First, I want parents to feel the way their child feels. In one section on sensory difficulties, for instance, there is an exercise to put a piece of Velcro on their collar and where it there all day. Obviously, this will only give them understanding of their child if they are tactile sensitive. But my hope is that feeling it will help parents come up with clothing that feels good to their child. It's not about pitying the child, but experiencing to come up with better solutions. Each chapter has a section like this.
Second, I want the parents to deconstruct their preconceptions then redefining and reteaching them. With all Autistic children, the “norms” are just not going to be the same as they are for typical children. Parents often forget the development in developmental disability. Our development is just not on the same track. Parents really need to focus on their child's development, and not where the charts say they are supposed to be. Only then will they learn to teach their child is to know where they are truly at.
Last, I want parents to see how “we” did it. The Autistic parents among us have developed skills for a vast array of issues. So in each chapter of the book, there will be a personal story from an Autistic parent. They will talk about their issues that relate to that chapter, how they overcame them, then how they help their Autistic child learn those same skills. This is more than a feel good story. It's meant to show that most problems have solutions, which reinforces the lesson learned in deconstruction and rebuilding.
In the end, it's up to the parent to decide the course of action for their child. I just want to give them the skills to understand what their child is going through, how Autistic parents overcame any issue, then how to develop a plan to come up with similar solutions for your own child. It may require therapies, interventions or time, but there is a reason for everything, and hopefully a solution too.
Elesia: You run a website called AS Parenting. Tell us about it.
Melody: ASParenting is often misunderstood by the title. Many people think it's for parents who have Autistic kids. It's actually the other way around, it's for Autistic parents. I blog about my experiences with my kids, send out advocacy information and manage an email list for other Autistic parents.
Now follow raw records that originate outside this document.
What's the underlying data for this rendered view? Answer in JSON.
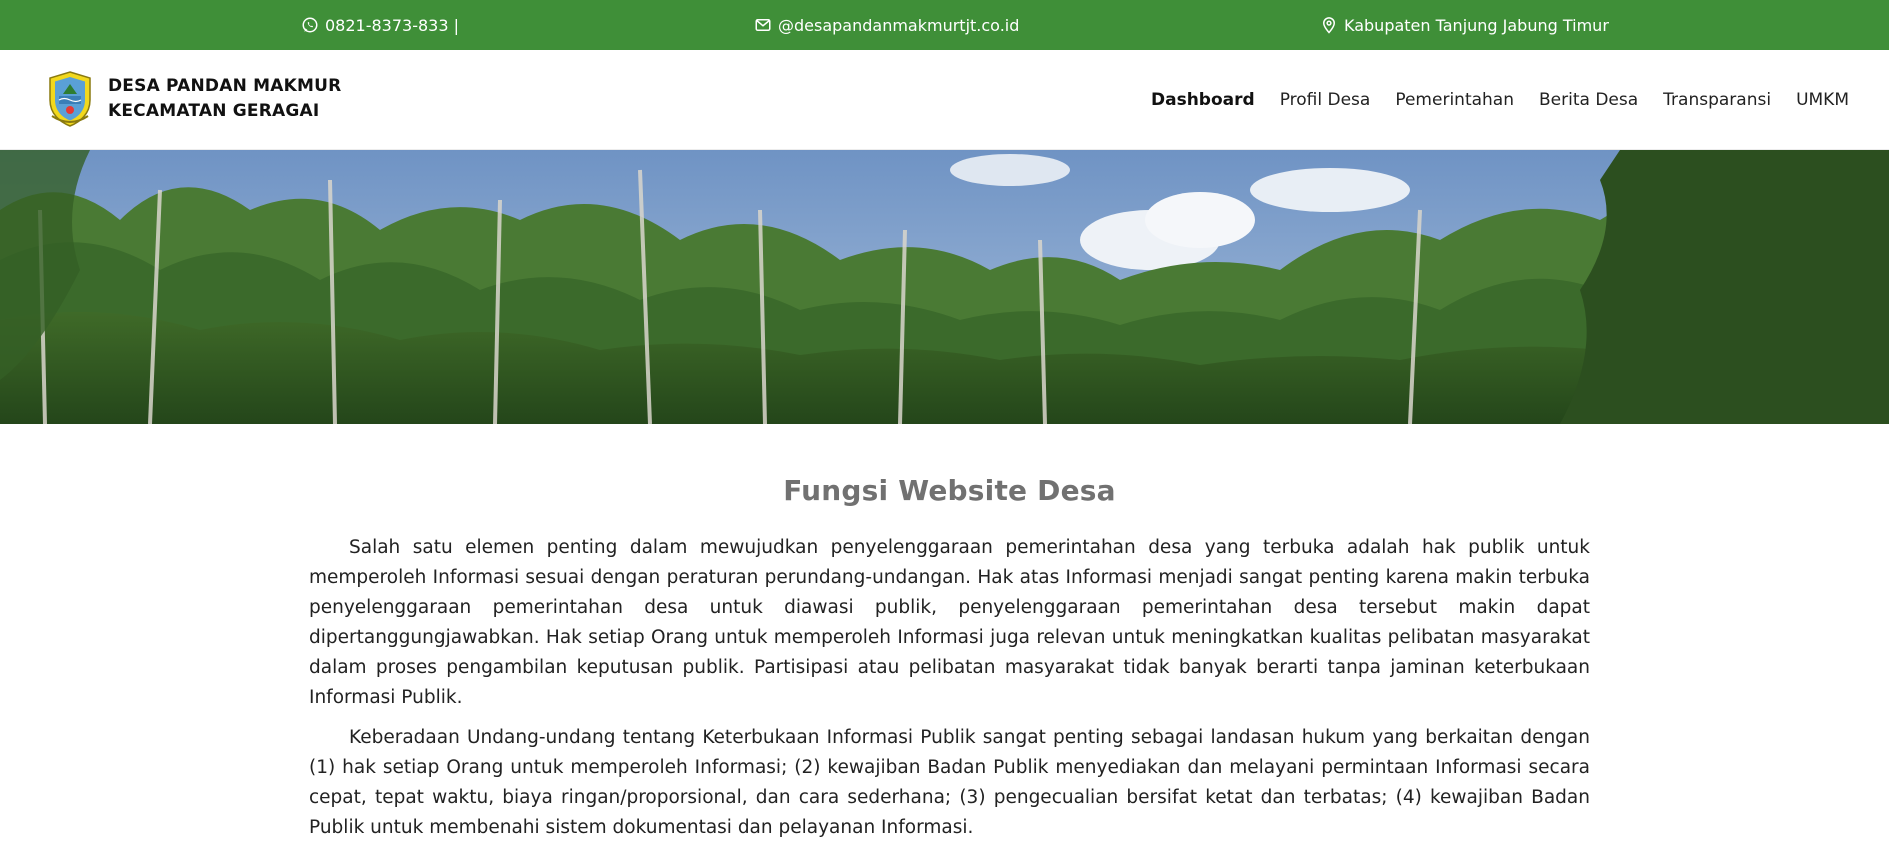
{
  "topbar": {
    "phone": "0821-8373-833 |",
    "email": "@desapandanmakmurtjt.co.id",
    "location": "Kabupaten Tanjung Jabung Timur",
    "background_color": "#3f8f38",
    "icons": [
      "whatsapp-icon",
      "mail-icon",
      "map-pin-icon"
    ]
  },
  "header": {
    "brand_line1": "DESA PANDAN MAKMUR",
    "brand_line2": "KECAMATAN GERAGAI",
    "logo_icon": "regency-emblem-icon"
  },
  "nav": {
    "items": [
      "Dashboard",
      "Profil Desa",
      "Pemerintahan",
      "Berita Desa",
      "Transparansi",
      "UMKM"
    ],
    "active": "Dashboard"
  },
  "hero": {
    "image": "forest-trees-under-blue-sky"
  },
  "main": {
    "heading": "Fungsi Website Desa",
    "paragraphs": [
      "Salah satu elemen penting dalam mewujudkan penyelenggaraan pemerintahan desa yang terbuka adalah hak publik untuk memperoleh Informasi sesuai dengan peraturan perundang-undangan. Hak atas Informasi menjadi sangat penting karena makin terbuka penyelenggaraan pemerintahan desa untuk diawasi publik, penyelenggaraan pemerintahan desa tersebut makin dapat dipertanggungjawabkan. Hak setiap Orang untuk memperoleh Informasi juga relevan untuk meningkatkan kualitas pelibatan masyarakat dalam proses pengambilan keputusan publik. Partisipasi atau pelibatan masyarakat tidak banyak berarti tanpa jaminan keterbukaan Informasi Publik.",
      "Keberadaan Undang-undang tentang Keterbukaan Informasi Publik sangat penting sebagai landasan hukum yang berkaitan dengan (1) hak setiap Orang untuk memperoleh Informasi; (2) kewajiban Badan Publik menyediakan dan melayani permintaan Informasi secara cepat, tepat waktu, biaya ringan/proporsional, dan cara sederhana; (3) pengecualian bersifat ketat dan terbatas; (4) kewajiban Badan Publik untuk membenahi sistem dokumentasi dan pelayanan Informasi."
    ]
  }
}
Those who are members do not have to have Autistic kids, just be Autistic themselves. Other welcome people are Autistic adults who are thinking of parenting. Our issues are different from those of non-autistic parents. Some members are hermit-like, others hold down jobs, and others are fervent activists. However, we have a lot of the same gripes or problems. So it's often good to go there for support. Parenting groups don't often understand our Autism, and Autistic groups don't really know how to respond from lack of experience. ASParenting gives Autistic parents a happy medium.
[Ed. the capital A used in the word Autistic, denotes the Autistic community, which is much like the Deaf community. There is a difference between being Autistic and autistic.]